A comparação com o Drex deixa evidente que os objetivos são muito diferentes. O e-CNY é fundamentalmente uma extensão do controle estatal, projetado para reforçar a soberania monetária e a supervisão sobre o fluxo de capitais, tanto internamente quanto internacionalmente. O Drex, por sua vez, é uma infraestrutura de transformação financeira, com foco em permitir que bancos, fintechs e empresas desenvolvam seus próprios produtos e serviços financeiros digitais, dentro de um ambiente regulado, mas sem concentração de poder no Estado.

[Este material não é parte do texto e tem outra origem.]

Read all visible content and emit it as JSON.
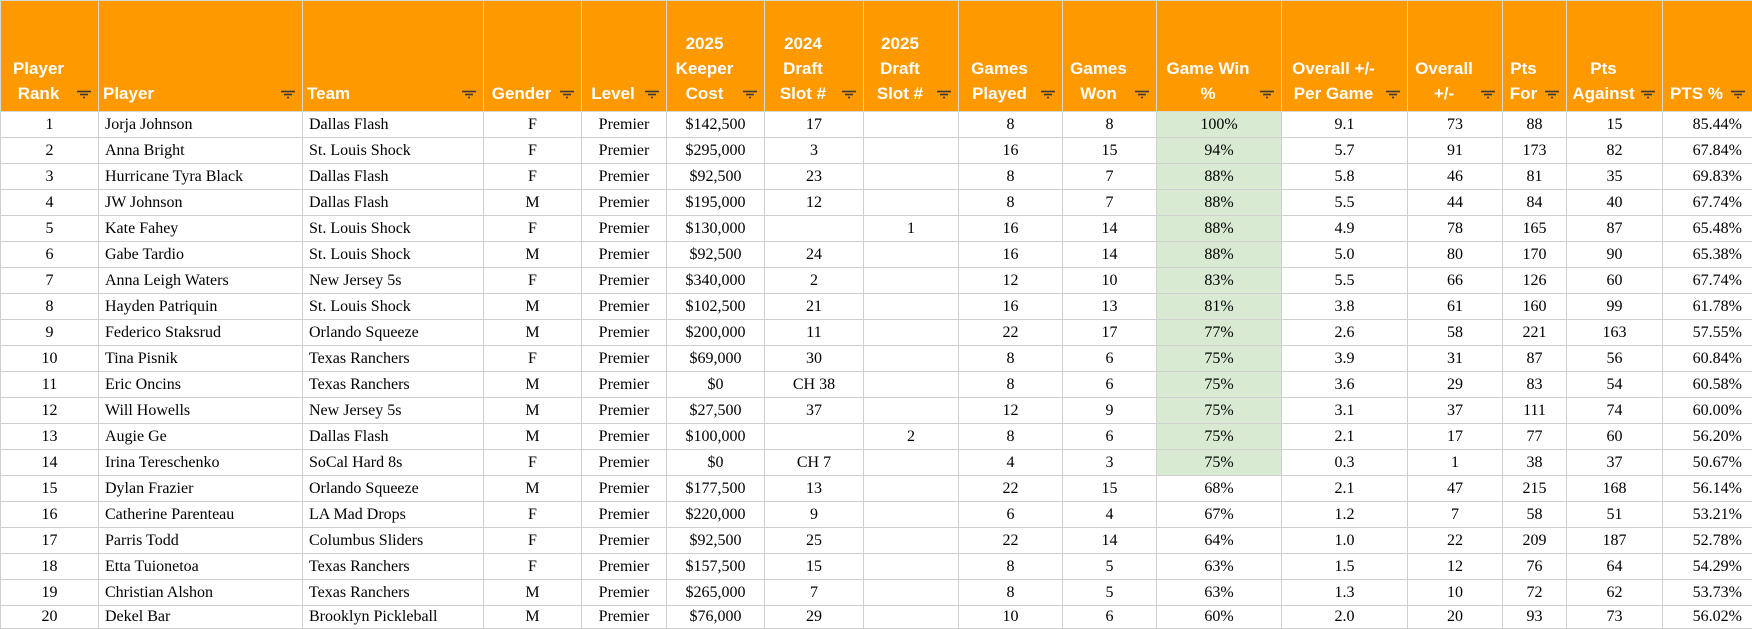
{
  "columns": [
    {
      "key": "rank",
      "label_lines": [
        "Player",
        "Rank"
      ]
    },
    {
      "key": "player",
      "label_lines": [
        "Player"
      ]
    },
    {
      "key": "team",
      "label_lines": [
        "Team"
      ]
    },
    {
      "key": "gender",
      "label_lines": [
        "Gender"
      ]
    },
    {
      "key": "level",
      "label_lines": [
        "Level"
      ]
    },
    {
      "key": "keeper_cost",
      "label_lines": [
        "2025",
        "Keeper",
        "Cost"
      ]
    },
    {
      "key": "draft_2024",
      "label_lines": [
        "2024",
        "Draft",
        "Slot #"
      ]
    },
    {
      "key": "draft_2025",
      "label_lines": [
        "2025",
        "Draft",
        "Slot #"
      ]
    },
    {
      "key": "games_played",
      "label_lines": [
        "Games",
        "Played"
      ]
    },
    {
      "key": "games_won",
      "label_lines": [
        "Games",
        "Won"
      ]
    },
    {
      "key": "game_win_pct",
      "label_lines": [
        "Game Win",
        "%"
      ]
    },
    {
      "key": "pm_per_game",
      "label_lines": [
        "Overall +/-",
        "Per Game"
      ]
    },
    {
      "key": "overall_pm",
      "label_lines": [
        "Overall",
        "+/-"
      ]
    },
    {
      "key": "pts_for",
      "label_lines": [
        "Pts",
        "For"
      ]
    },
    {
      "key": "pts_against",
      "label_lines": [
        "Pts",
        "Against"
      ]
    },
    {
      "key": "pts_pct",
      "label_lines": [
        "PTS %"
      ]
    }
  ],
  "colors": {
    "header_bg": "#ff9900",
    "header_text": "#ffffff",
    "win_highlight": "#d9ead3",
    "grid": "#cfcfcf"
  },
  "icons": {
    "column_filter": "filter-icon"
  },
  "rows": [
    [
      "1",
      "Jorja Johnson",
      "Dallas Flash",
      "F",
      "Premier",
      "$142,500",
      "17",
      "",
      "8",
      "8",
      "100%",
      "9.1",
      "73",
      "88",
      "15",
      "85.44%"
    ],
    [
      "2",
      "Anna Bright",
      "St. Louis Shock",
      "F",
      "Premier",
      "$295,000",
      "3",
      "",
      "16",
      "15",
      "94%",
      "5.7",
      "91",
      "173",
      "82",
      "67.84%"
    ],
    [
      "3",
      "Hurricane Tyra Black",
      "Dallas Flash",
      "F",
      "Premier",
      "$92,500",
      "23",
      "",
      "8",
      "7",
      "88%",
      "5.8",
      "46",
      "81",
      "35",
      "69.83%"
    ],
    [
      "4",
      "JW Johnson",
      "Dallas Flash",
      "M",
      "Premier",
      "$195,000",
      "12",
      "",
      "8",
      "7",
      "88%",
      "5.5",
      "44",
      "84",
      "40",
      "67.74%"
    ],
    [
      "5",
      "Kate Fahey",
      "St. Louis Shock",
      "F",
      "Premier",
      "$130,000",
      "",
      "1",
      "16",
      "14",
      "88%",
      "4.9",
      "78",
      "165",
      "87",
      "65.48%"
    ],
    [
      "6",
      "Gabe Tardio",
      "St. Louis Shock",
      "M",
      "Premier",
      "$92,500",
      "24",
      "",
      "16",
      "14",
      "88%",
      "5.0",
      "80",
      "170",
      "90",
      "65.38%"
    ],
    [
      "7",
      "Anna Leigh Waters",
      "New Jersey 5s",
      "F",
      "Premier",
      "$340,000",
      "2",
      "",
      "12",
      "10",
      "83%",
      "5.5",
      "66",
      "126",
      "60",
      "67.74%"
    ],
    [
      "8",
      "Hayden Patriquin",
      "St. Louis Shock",
      "M",
      "Premier",
      "$102,500",
      "21",
      "",
      "16",
      "13",
      "81%",
      "3.8",
      "61",
      "160",
      "99",
      "61.78%"
    ],
    [
      "9",
      "Federico Staksrud",
      "Orlando Squeeze",
      "M",
      "Premier",
      "$200,000",
      "11",
      "",
      "22",
      "17",
      "77%",
      "2.6",
      "58",
      "221",
      "163",
      "57.55%"
    ],
    [
      "10",
      "Tina Pisnik",
      "Texas Ranchers",
      "F",
      "Premier",
      "$69,000",
      "30",
      "",
      "8",
      "6",
      "75%",
      "3.9",
      "31",
      "87",
      "56",
      "60.84%"
    ],
    [
      "11",
      "Eric Oncins",
      "Texas Ranchers",
      "M",
      "Premier",
      "$0",
      "CH 38",
      "",
      "8",
      "6",
      "75%",
      "3.6",
      "29",
      "83",
      "54",
      "60.58%"
    ],
    [
      "12",
      "Will Howells",
      "New Jersey 5s",
      "M",
      "Premier",
      "$27,500",
      "37",
      "",
      "12",
      "9",
      "75%",
      "3.1",
      "37",
      "111",
      "74",
      "60.00%"
    ],
    [
      "13",
      "Augie Ge",
      "Dallas Flash",
      "M",
      "Premier",
      "$100,000",
      "",
      "2",
      "8",
      "6",
      "75%",
      "2.1",
      "17",
      "77",
      "60",
      "56.20%"
    ],
    [
      "14",
      "Irina Tereschenko",
      "SoCal Hard 8s",
      "F",
      "Premier",
      "$0",
      "CH 7",
      "",
      "4",
      "3",
      "75%",
      "0.3",
      "1",
      "38",
      "37",
      "50.67%"
    ],
    [
      "15",
      "Dylan Frazier",
      "Orlando Squeeze",
      "M",
      "Premier",
      "$177,500",
      "13",
      "",
      "22",
      "15",
      "68%",
      "2.1",
      "47",
      "215",
      "168",
      "56.14%"
    ],
    [
      "16",
      "Catherine Parenteau",
      "LA Mad Drops",
      "F",
      "Premier",
      "$220,000",
      "9",
      "",
      "6",
      "4",
      "67%",
      "1.2",
      "7",
      "58",
      "51",
      "53.21%"
    ],
    [
      "17",
      "Parris Todd",
      "Columbus Sliders",
      "F",
      "Premier",
      "$92,500",
      "25",
      "",
      "22",
      "14",
      "64%",
      "1.0",
      "22",
      "209",
      "187",
      "52.78%"
    ],
    [
      "18",
      "Etta Tuionetoa",
      "Texas Ranchers",
      "F",
      "Premier",
      "$157,500",
      "15",
      "",
      "8",
      "5",
      "63%",
      "1.5",
      "12",
      "76",
      "64",
      "54.29%"
    ],
    [
      "19",
      "Christian Alshon",
      "Texas Ranchers",
      "M",
      "Premier",
      "$265,000",
      "7",
      "",
      "8",
      "5",
      "63%",
      "1.3",
      "10",
      "72",
      "62",
      "53.73%"
    ],
    [
      "20",
      "Dekel Bar",
      "Brooklyn Pickleball",
      "M",
      "Premier",
      "$76,000",
      "29",
      "",
      "10",
      "6",
      "60%",
      "2.0",
      "20",
      "93",
      "73",
      "56.02%"
    ]
  ]
}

Estados Unidos – Dólar Digital
Em janeiro de 2025, a administração Trump assinou uma ordem executiva proibindo oficialmente qualquer desenvolvimento de uma CBDC de varejo, tornando o país o único a adotar essa posição formal. A decisão foi motivada principalmente por preocupações com privacidade, liberdade individual e evitar concentração de poder estatal sobre dados financeiros dos cidadãos.
No entanto, os EUA seguem ativos no desenvolvimento de soluções para o mercado de atacado, com participação em projetos focados em tokenização de pagamentos internacionais e reservas bancárias. Paralelamente, a política americana passou a estimular o uso de stablecoins privadas lastreadas em dólar.
Quando comparado ao Drex, o modelo americano se mostra bastante diferente. O Brasil adota a visão de que uma CBDC pode ser um pilar para modernização, enquanto os EUA veem na CBDC um risco à privacidade e à liberdade individual, preferindo deixar o desenvolvimento de soluções digitais para o mercado privado, via stablecoins.
Euro Digital
O Digital Euro, desenvolvido pelo Banco Central Europeu, tem como foco principal viabilizar uma CBDC para pagamentos de varejo, garantindo privacidade dos usuários, funcionalidade offline e ampla aceitação dentro da Zona do Euro. Entretanto, o BCE deixou claro que ainda não tomou a decisão final sobre a emissão do euro digital.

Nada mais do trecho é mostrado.